The reliance on native ads has worked so far. For-profit podcast creators, which rely almost entirely on advertising for revenue, keep popping up, and Gimlet says it is breaking even. Networks like Gimlet; Panoply, from the online magazine Slate; and Midroll Media all started within the last three years. Last week, E. W. Scripps bought Midroll for a price the companies would not disclose. National Public Radio says its revenue from podcasting has tripled since 2013. Public Radio Exchange, another nonprofit podcast distributor, projects that sponsorship revenue — the majority of which comes from podcasts — grew ninefold from 2013 to 2015.

In ads, hosts often discuss their own experiences using a product. In “Theory of Everything,” a general-interest program on Public Radio Exchange, Benjamen Walker has talked about the virtues of mattresses made by Casper and of an online history class he took on the Great Courses — products he came to like after advertisers gave them to him.

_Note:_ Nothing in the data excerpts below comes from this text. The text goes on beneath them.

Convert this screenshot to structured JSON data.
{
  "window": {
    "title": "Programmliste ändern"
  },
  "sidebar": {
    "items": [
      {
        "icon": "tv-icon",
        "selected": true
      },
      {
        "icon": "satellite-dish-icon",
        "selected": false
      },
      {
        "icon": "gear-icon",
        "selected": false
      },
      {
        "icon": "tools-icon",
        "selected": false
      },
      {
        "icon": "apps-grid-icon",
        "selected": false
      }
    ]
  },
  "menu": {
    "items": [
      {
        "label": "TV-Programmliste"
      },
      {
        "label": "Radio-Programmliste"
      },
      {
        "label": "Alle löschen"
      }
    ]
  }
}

Advertisers are naturally attracted to being associated with well-liked hosts. “When the host is personally reading the ad and telling a story about the product in her own words, it lands with the audience in a different and more authentic way than a traditional ad spot,” said Mark DiCristina, marketing director at MailChimp, an email marketing company that is one of the most prolific podcast advertisers.